Le autorità di transito eviterebbero molti conflitti
con i conducenti se istruissero gli agenti che si trovano in strada al rispetto
della legge, delle sentenze dei giudici e della giurisprudenza della
Magistratura e della Corte costituzionale.
Non ci sarebbero centri pieni di veicoli, né attriti
con i proprietari, né si permetterebbe che i veicoli si deteriorassero e si
trasformassero in rottami metallici, mettendo ostacoli ai proprietari sulla
loro strada quando rivendicano la restituzione.
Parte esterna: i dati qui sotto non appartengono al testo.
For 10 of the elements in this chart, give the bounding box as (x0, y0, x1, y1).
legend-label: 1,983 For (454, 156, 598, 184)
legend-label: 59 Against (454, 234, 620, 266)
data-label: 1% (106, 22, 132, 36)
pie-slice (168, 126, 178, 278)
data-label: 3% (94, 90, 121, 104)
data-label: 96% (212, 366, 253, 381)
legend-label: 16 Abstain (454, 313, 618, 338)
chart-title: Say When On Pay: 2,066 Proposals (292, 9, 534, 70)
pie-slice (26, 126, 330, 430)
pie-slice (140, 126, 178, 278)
Le denunce in questo senso
piovono da anni.
A volte si rileva che gli agenti del perseguitano i
conducenti impazienti di imporre loro una sanzione, piuttosto che per prevenire
violazioni. Spesso i cittadini si arrabbiano quando ritengono di non aver
commesso alcuna infrazione e si originano scontri violenti. Il lavoro dovrebbe
essere preventivo, anziché repressivo e per questo è essenziale che gli agenti
del traffico siano istruiti e orientati a tale scopo e che adeguino le loro
azioni al regime legale. I conflitti tra conducenti e polizia stradale per il
trattenimento dei veicoli vengono da lontano nel tempo. Gli automobilisti devono
esaurire i canali giudiziari, e nemmeno così la pratica viene considerata superata
e le autorità incorrono così anche in violazioni di diritti fondamentali.
Nel 2015 la
Corte Costituzionale ha emesso la sentenza TC-021-15, in cui ha stabilito che
la sanzione prevista per le violazioni del codice della strada è una sanzione amministrativa,
non la ritenzione di veicoli.
Inoltre, ha sottolineato che non spetta all'autorità,
né agli agenti del traffico fissare l'importo della sanzione, un'altra pratica
illecita, ma ai giudici. Ha stabilito che quando gli agenti di transito
agiscono al di fuori della legge, incorrono in violazioni dei diritti
fondamentali tutelati dalla Costituzione, come la circolazione, la proprietà,
il giusto processo e il diritto alla difesa.